Here’s an excerpt from my new book (working title, due 2023), A Test for Our Time: Crisis Leadership in the Next Normal. It echoes this week’s theme about finding purpose and moving beyond the pandemic:
In his book Tuesdays with Morrie, Mitch Albom discusses the importance of learning to deal with opposing concepts and scenarios. He describes it as a tension of opposites, like a pull on a rubber band, and argues that most of us live somewhere in the middle. This tension is important because it requires a level of comfort with ambiguity.
In the next normal—a future filled with big and small crises, we will be faced with many decisions that must take into account seemingly opposite forces. For example, we must weigh the personal freedom to forego masks or get vaccinated against the need to protect public health.
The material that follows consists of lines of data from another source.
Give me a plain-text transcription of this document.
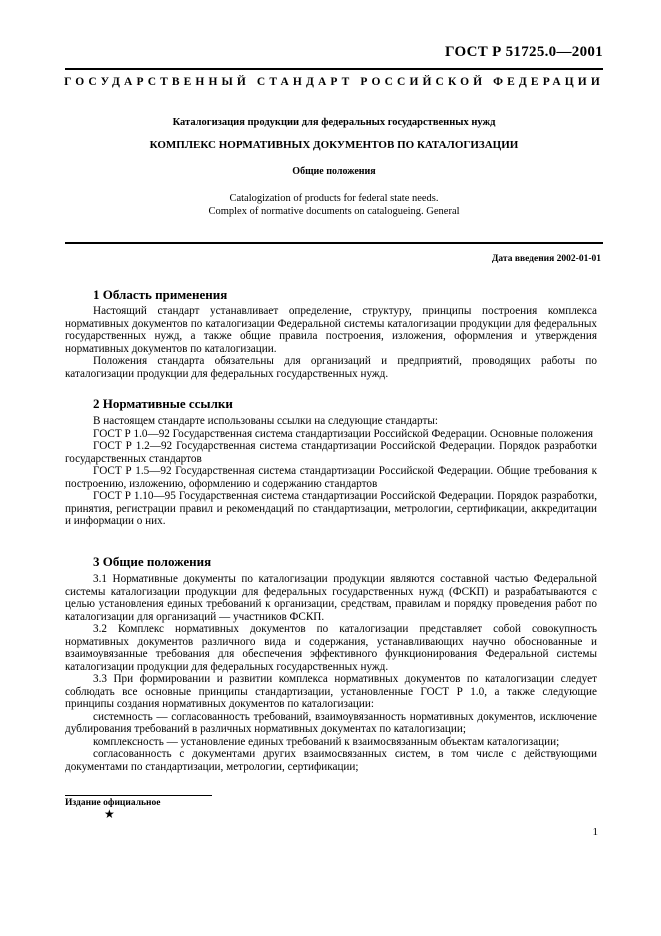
ГОСТ Р 51725.0—2001
ГОСУДАРСТВЕННЫЙ СТАНДАРТ РОССИЙСКОЙ ФЕДЕРАЦИИ
Каталогизация продукции для федеральных государственных нужд
КОМПЛЕКС НОРМАТИВНЫХ ДОКУМЕНТОВ ПО КАТАЛОГИЗАЦИИ
Общие положения
Catalogization of products for federal state needs.
Complex of normative documents on catalogueing. General
Дата введения 2002-01-01
1 Область применения

Настоящий стандарт устанавливает определение, структуру, принципы построения комплекса нормативных документов по каталогизации Федеральной системы каталогизации продукции для федеральных государственных нужд, а также общие правила построения, изложения, оформления и утверждения нормативных документов по каталогизации.

Положения стандарта обязательны для организаций и предприятий, проводящих работы по каталогизации продукции для федеральных государственных нужд.

2 Нормативные ссылки

В настоящем стандарте использованы ссылки на следующие стандарты:

ГОСТ Р 1.0—92 Государственная система стандартизации Российской Федерации. Основные положения

ГОСТ Р 1.2—92 Государственная система стандартизации Российской Федерации. Порядок разработки государственных стандартов

ГОСТ Р 1.5—92 Государственная система стандартизации Российской Федерации. Общие требования к построению, изложению, оформлению и содержанию стандартов

ГОСТ Р 1.10—95 Государственная система стандартизации Российской Федерации. Порядок разработки, принятия, регистрации правил и рекомендаций по стандартизации, метрологии, сертификации, аккредитации и информации о них.

3 Общие положения

3.1 Нормативные документы по каталогизации продукции являются составной частью Федеральной системы каталогизации продукции для федеральных государственных нужд (ФСКП) и разрабатываются с целью установления единых требований к организации, средствам, правилам и порядку проведения работ по каталогизации для организаций — участников ФСКП.

3.2 Комплекс нормативных документов по каталогизации представляет собой совокупность нормативных документов различного вида и содержания, устанавливающих научно обоснованные и взаимоувязанные требования для обеспечения эффективного функционирования Федеральной системы каталогизации продукции для федеральных государственных нужд.

3.3 При формировании и развитии комплекса нормативных документов по каталогизации следует соблюдать все основные принципы стандартизации, установленные ГОСТ Р 1.0, а также следующие принципы создания нормативных документов по каталогизации:

системность — согласованность требований, взаимоувязанность нормативных документов, исключение дублирования требований в различных нормативных документах по каталогизации;

комплексность — установление единых требований к взаимосвязанным объектам каталогизации;

согласованность с документами других взаимосвязанных систем, в том числе с действующими документами по стандартизации, метрологии, сертификации;

Издание официальное
★
1
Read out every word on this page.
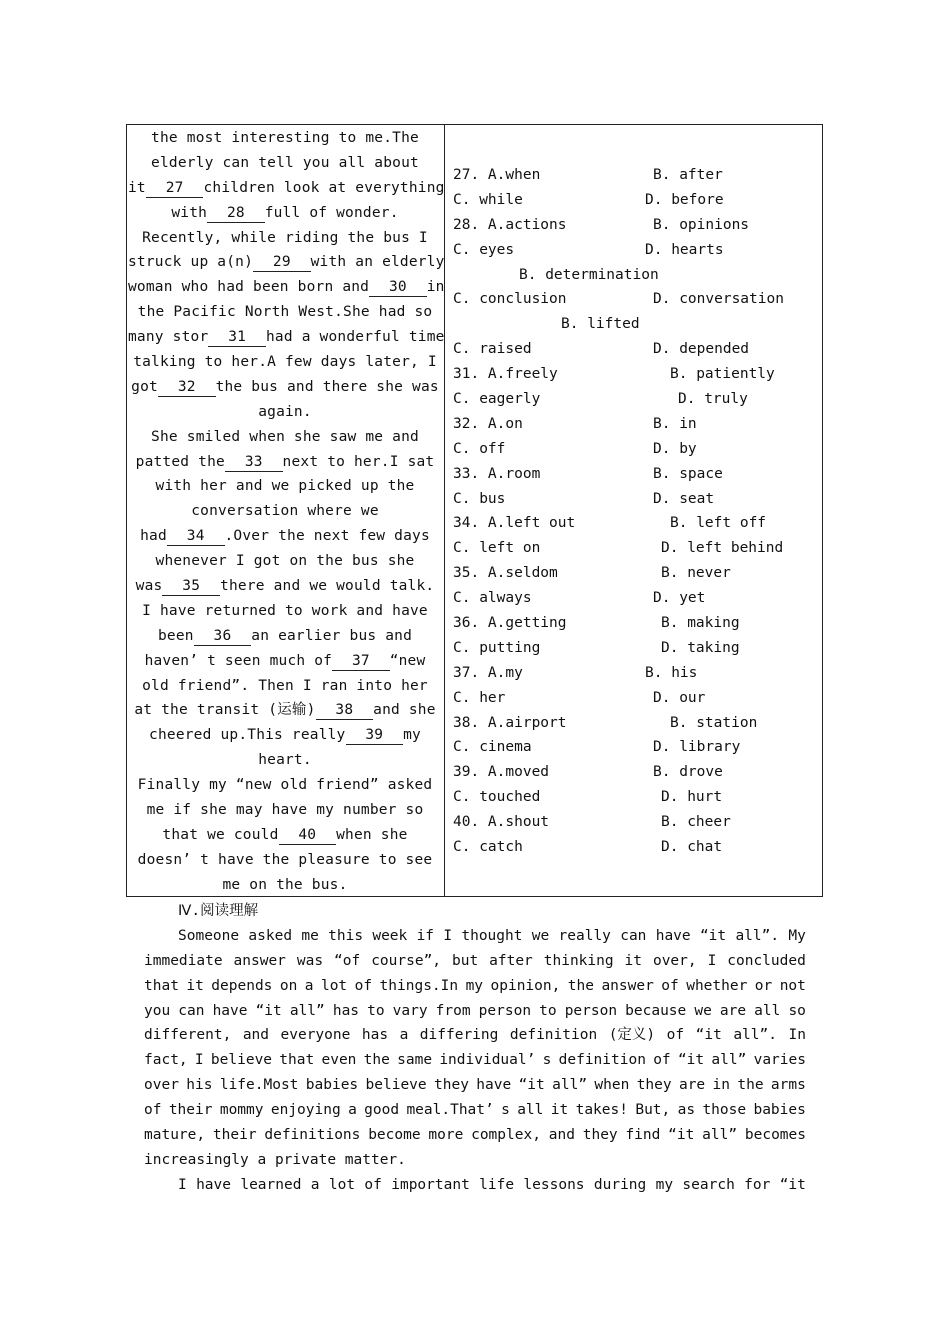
the most interesting to me.The
elderly can tell you all about
it  27  children look at everything
with  28  full of wonder.
Recently, while riding the bus I
struck up a(n)  29  with an elderly
woman who had been born and  30  in
the Pacific North West.She had so
many stor  31  had a wonderful time
talking to her.A few days later, I
got  32  the bus and there she was
again.
She smiled when she saw me and
patted the  33  next to her.I sat
with her and we picked up the
conversation where we
had  34  .Over the next few days
whenever I got on the bus she
was  35  there and we would talk.
I have returned to work and have
been  36  an earlier bus and
haven’ t seen much of  37  “new
old friend”. Then I ran into her
at the transit (运输)  38  and she
cheered up.This really  39  my
heart.
Finally my “new old friend” asked
me if she may have my number so
that we could  40  when she
doesn’ t have the pleasure to see
me on the bus.
27. A.when	B. after
C. while	D. before
28. A.actions	B. opinions
C. eyes	D. hearts
B. determination
C. conclusion	D. conversation
B. lifted
C. raised	D. depended
31. A.freely	B. patiently
C. eagerly	D. truly
32. A.on	B. in
C. off	D. by
33. A.room	B. space
C. bus	D. seat
34. A.left out	B. left off
C. left on	D. left behind
35. A.seldom	B. never
C. always	D. yet
36. A.getting	B. making
C. putting	D. taking
37. A.my	B. his
C. her	D. our
38. A.airport	B. station
C. cinema	D. library
39. A.moved	B. drove
C. touched	D. hurt
40. A.shout	B. cheer
C. catch	D. chat
Ⅳ.阅读理解
Someone asked me this week if I thought we really can have “it all”. My
immediate answer was “of course”, but after thinking it over, I concluded
that it depends on a lot of things.In my opinion, the answer of whether or not
you can have “it all” has to vary from person to person because we are all so
different, and everyone has a differing definition (定义) of “it all”. In
fact, I believe that even the same individual’ s definition of “it all” varies
over his life.Most babies believe they have “it all” when they are in the arms
of their mommy enjoying a good meal.That’ s all it takes! But, as those babies
mature, their definitions become more complex, and they find “it all” becomes
increasingly a private matter.
I have learned a lot of important life lessons during my search for “it
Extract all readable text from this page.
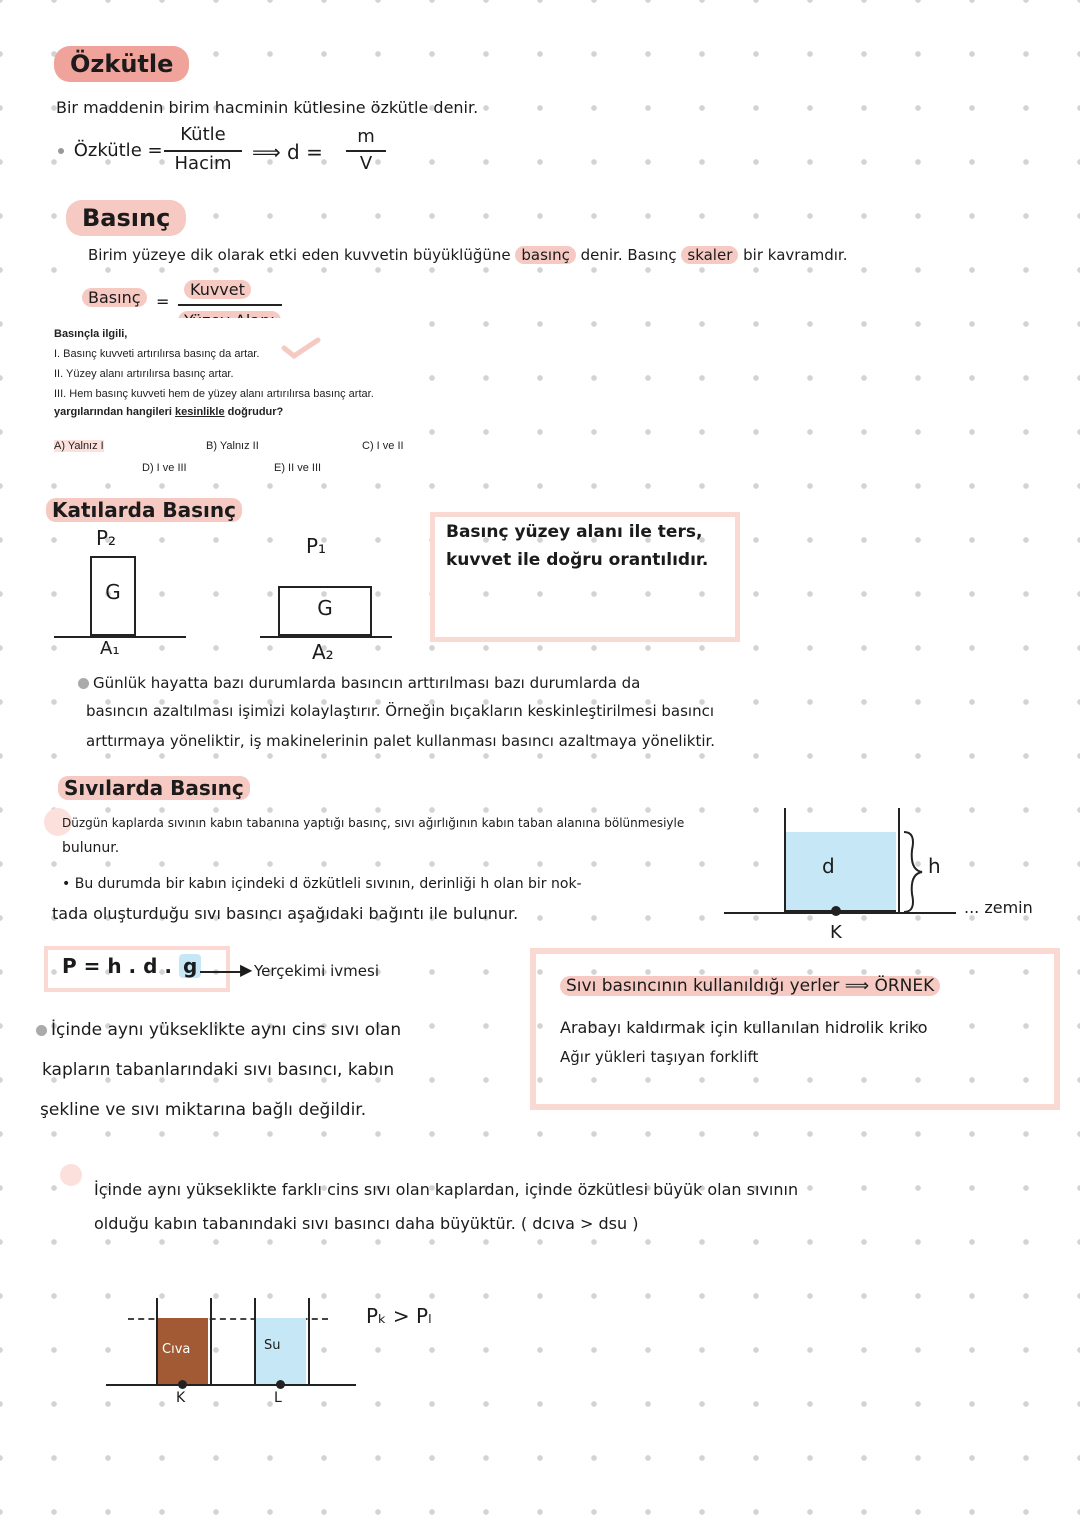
Özkütle
Bir maddenin birim hacminin kütlesine özkütle denir.
Özkütle =
Kütle
Hacim	⟹ d =
m
V
Basınç
Birim yüzeye dik olarak etki eden kuvvetin büyüklüğüne basınç denir. Basınç skaler bir kavramdır.
Basınç =
Kuvvet
Basınçla ilgili,
I. Basınç kuvveti artırılırsa basınç da artar.
II. Yüzey alanı artırılırsa basınç artar.
III. Hem basınç kuvveti hem de yüzey alanı artırılırsa basınç artar.
yargılarından hangileri kesinlikle doğrudur?
A) Yalnız I	B) Yalnız II	C) I ve II
D) I ve III	E) II ve III
Katılarda Basınç
P₂
G
A₁
P₁
G
A₂
Basınç yüzey alanı ile ters,
kuvvet ile doğru orantılıdır.
Günlük hayatta bazı durumlarda basıncın arttırılması bazı durumlarda da
basıncın azaltılması işimizi kolaylaştırır. Örneğin bıçakların keskinleştirilmesi basıncı
arttırmaya yöneliktir, iş makinelerinin palet kullanması basıncı azaltmaya yöneliktir.
Sıvılarda Basınç
Düzgün kaplarda sıvının kabın tabanına yaptığı basınç, sıvı ağırlığının kabın taban alanına bölünmesiyle
bulunur.
• Bu durumda bir kabın içindeki d özkütleli sıvının, derinliği h olan bir nok-
tada oluşturduğu sıvı basıncı aşağıdaki bağıntı ile bulunur.
d
K
h
... zemin
P = h . d . g	▶ Yerçekimi ivmesi
Sıvı basıncının kullanıldığı yerler ⟹ ÖRNEK
Arabayı kaldırmak için kullanılan hidrolik kriko
Ağır yükleri taşıyan forklift
İçinde aynı yükseklikte aynı cins sıvı olan
kapların tabanlarındaki sıvı basıncı, kabın
şekline ve sıvı miktarına bağlı değildir.
İçinde aynı yükseklikte farklı cins sıvı olan kaplardan, içinde özkütlesi büyük olan sıvının
olduğu kabın tabanındaki sıvı basıncı daha büyüktür. ( dcıva > dsu )
Cıva	Su
K	L
Pₖ > Pₗ
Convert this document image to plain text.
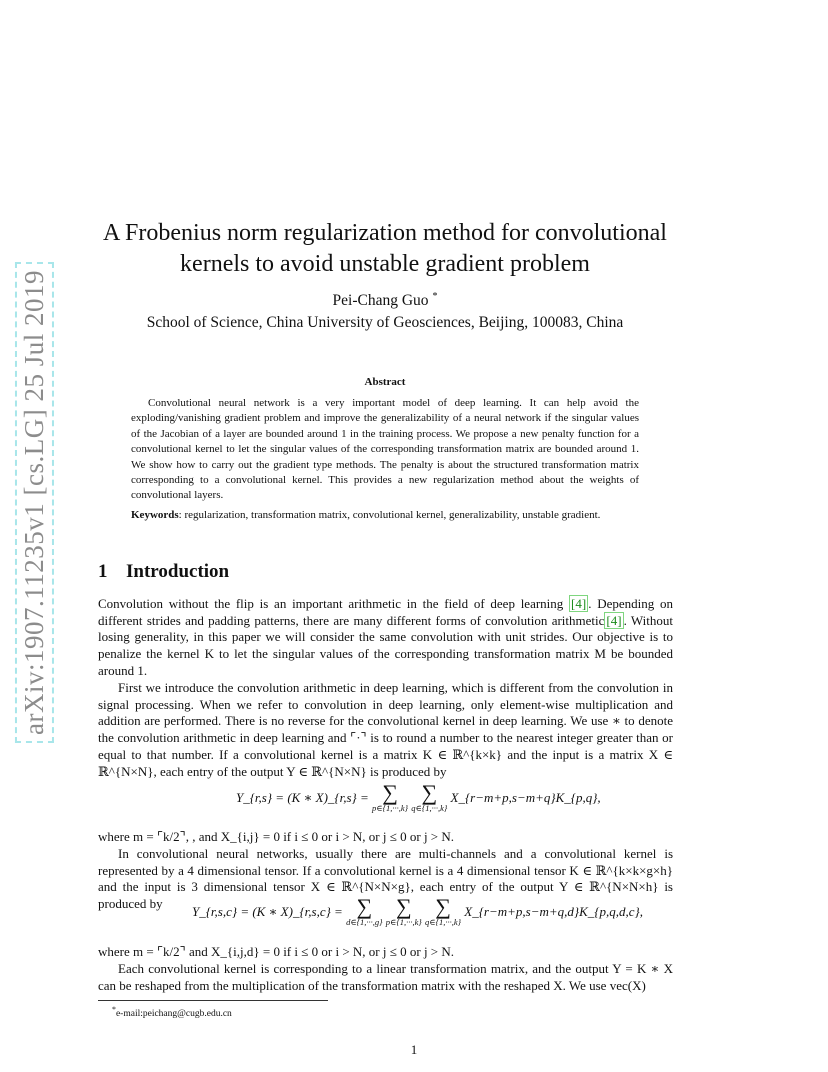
arXiv:1907.11235v1 [cs.LG] 25 Jul 2019
A Frobenius norm regularization method for convolutional kernels to avoid unstable gradient problem
Pei-Chang Guo *
School of Science, China University of Geosciences, Beijing, 100083, China
Abstract

Convolutional neural network is a very important model of deep learning. It can help avoid the exploding/vanishing gradient problem and improve the generalizability of a neural network if the singular values of the Jacobian of a layer are bounded around 1 in the training process. We propose a new penalty function for a convolutional kernel to let the singular values of the corresponding transformation matrix are bounded around 1. We show how to carry out the gradient type methods. The penalty is about the structured transformation matrix corresponding to a convolutional kernel. This provides a new regularization method about the weights of convolutional layers.

Keywords: regularization, transformation matrix, convolutional kernel, generalizability, unstable gradient.

1 Introduction

Convolution without the flip is an important arithmetic in the field of deep learning [4] . Depending on different strides and padding patterns, there are many different forms of convolution arithmetic [4] . Without losing generality, in this paper we will consider the same convolution with unit strides. Our objective is to penalize the kernel K to let the singular values of the corresponding transformation matrix M be bounded around 1.

First we introduce the convolution arithmetic in deep learning, which is different from the convolution in signal processing. When we refer to convolution in deep learning, only element-wise multiplication and addition are performed. There is no reverse for the convolutional kernel in deep learning. We use ∗ to denote the convolution arithmetic in deep learning and ⌜·⌝ is to round a number to the nearest integer greater than or equal to that number. If a convolutional kernel is a matrix K ∈ ℝ^{k×k} and the input is a matrix X ∈ ℝ^{N×N}, each entry of the output Y ∈ ℝ^{N×N} is produced by

Y_{r,s} = (K ∗ X)_{r,s} = ∑
p∈{1,···,k}

∑
q∈{1,···,k}
X_{r−m+p,s−m+q}K_{p,q},

where m = ⌜k/2⌝, , and X_{i,j} = 0 if i ≤ 0 or i > N, or j ≤ 0 or j > N.

In convolutional neural networks, usually there are multi-channels and a convolutional kernel is represented by a 4 dimensional tensor. If a convolutional kernel is a 4 dimensional tensor K ∈ ℝ^{k×k×g×h} and the input is 3 dimensional tensor X ∈ ℝ^{N×N×g}, each entry of the output Y ∈ ℝ^{N×N×h} is produced by

Y_{r,s,c} = (K ∗ X)_{r,s,c} = ∑
d∈{1,···,g}

∑
p∈{1,···,k}

∑
q∈{1,···,k}
X_{r−m+p,s−m+q,d}K_{p,q,d,c},

where m = ⌜k/2⌝ and X_{i,j,d} = 0 if i ≤ 0 or i > N, or j ≤ 0 or j > N.

Each convolutional kernel is corresponding to a linear transformation matrix, and the output Y = K ∗ X can be reshaped from the multiplication of the transformation matrix with the reshaped X. We use vec(X)

*e-mail:peichang@cugb.edu.cn
1
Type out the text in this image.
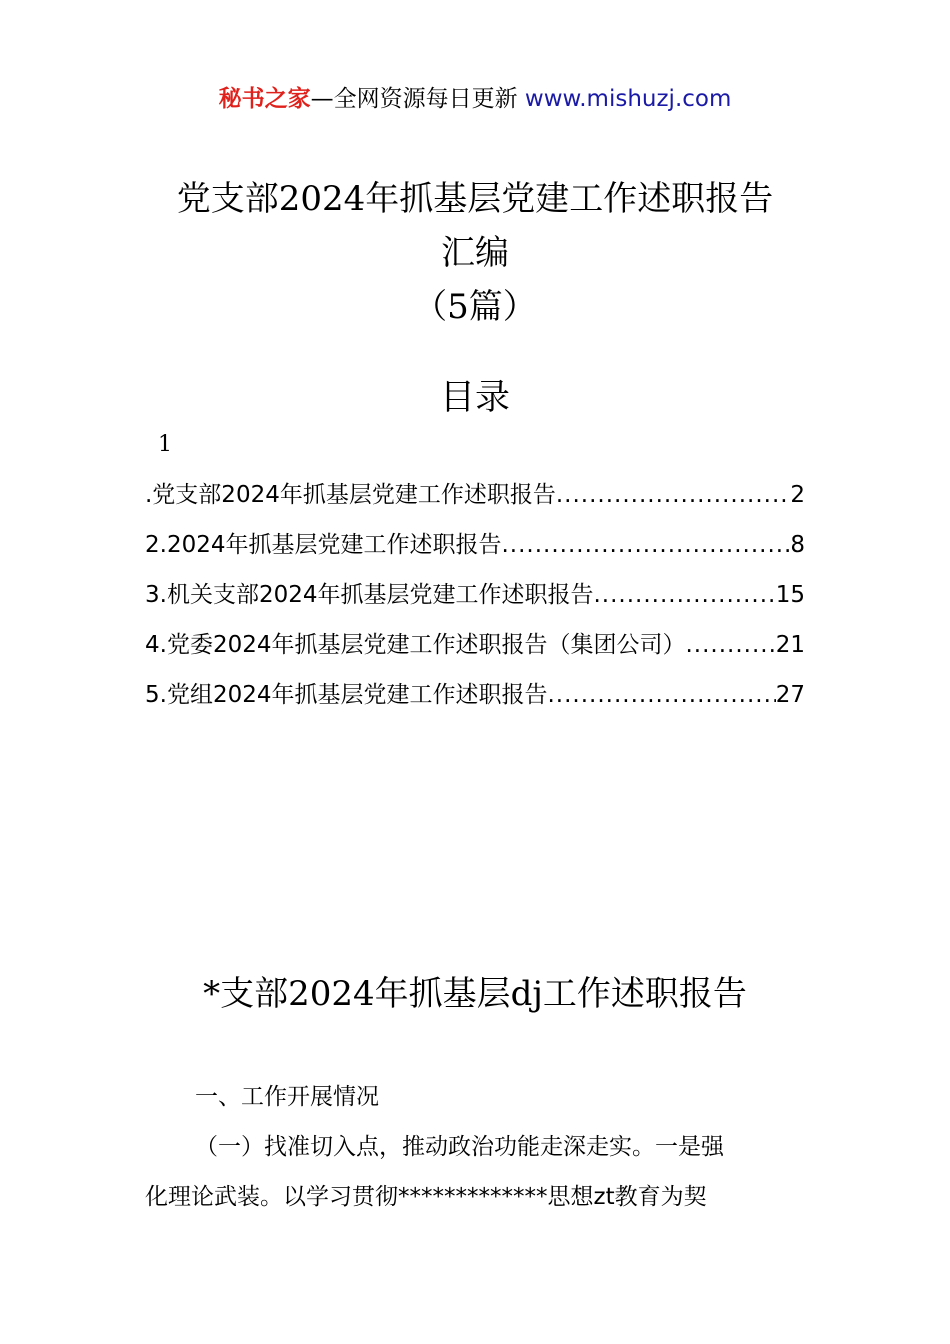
秘书之家—全网资源每日更新 www.mishuzj.com
党支部2024年抓基层党建工作述职报告
汇编
（5篇）
目录
1
.党支部2024年抓基层党建工作述职报告 .....	2
2.2024年抓基层党建工作述职报告 .....	8
3.机关支部2024年抓基层党建工作述职报告 .....	15
4.党委2024年抓基层党建工作述职报告（集团公司） .....	21
5.党组2024年抓基层党建工作述职报告 .....	27
*支部2024年抓基层dj工作述职报告
一、工作开展情况
（一）找准切入点，推动政治功能走深走实。一是强
化理论武装。以学习贯彻*************思想zt教育为契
Neither I nor public policymakers can be static in our analysis of this void because ultimately, we all need to make sound, timely decisions that affect people’s lives and livelihoods. What’s personal is also universal. We must learn to deal with the tension of opposites to make the best decisions for ourselves and others.
There are many examples of political, economic, and technological opposites that we, as a global community, need to resolve. I believe that effective problem-solving on these big issues (and smaller ones) will only happen when we bridge opposites with “and,” instead of debating them as the false choices of “or.”
- Capitalism and wealth inequality
- Criminal justice reform and public safety
- Consumption and sustainability
- Mobility and greenhouse gas reduction
- Artificial Intelligence and job creation
- National interests and global community
We all need to get comfortable with ambiguity and embrace the tension of opposites. For my part, I’ll be working to hold the discomfort of these paradoxes AND to also translate possible solutions in ways that bring people together instead of further polarizing them. I believe that’s the best way to provide more effective leadership and opportunity for everyone.
It can be helpful to think about opposite qualities in terms of tension. Tensions of opposites can reveal something meaningful about our nature. The tension between being capable and lost, smiling and struggling, kind and set boundaries, vulnerable and powerful, successful and traumatized, extrovert and alone, valued and flawed, introvert and engaging, loving and questioning.
Each of these qualities can be represented by a circle. The overlap between the circles reveals something about our human nature. As I began to reset my identity after OraSure, I noticed that there was near complete overlap between each word pair for me. That showed me that at any given moment, both descriptions could be true about me. Recalling the meaning of each word through life experiences without shame or judgment permits me to feel more fully alive.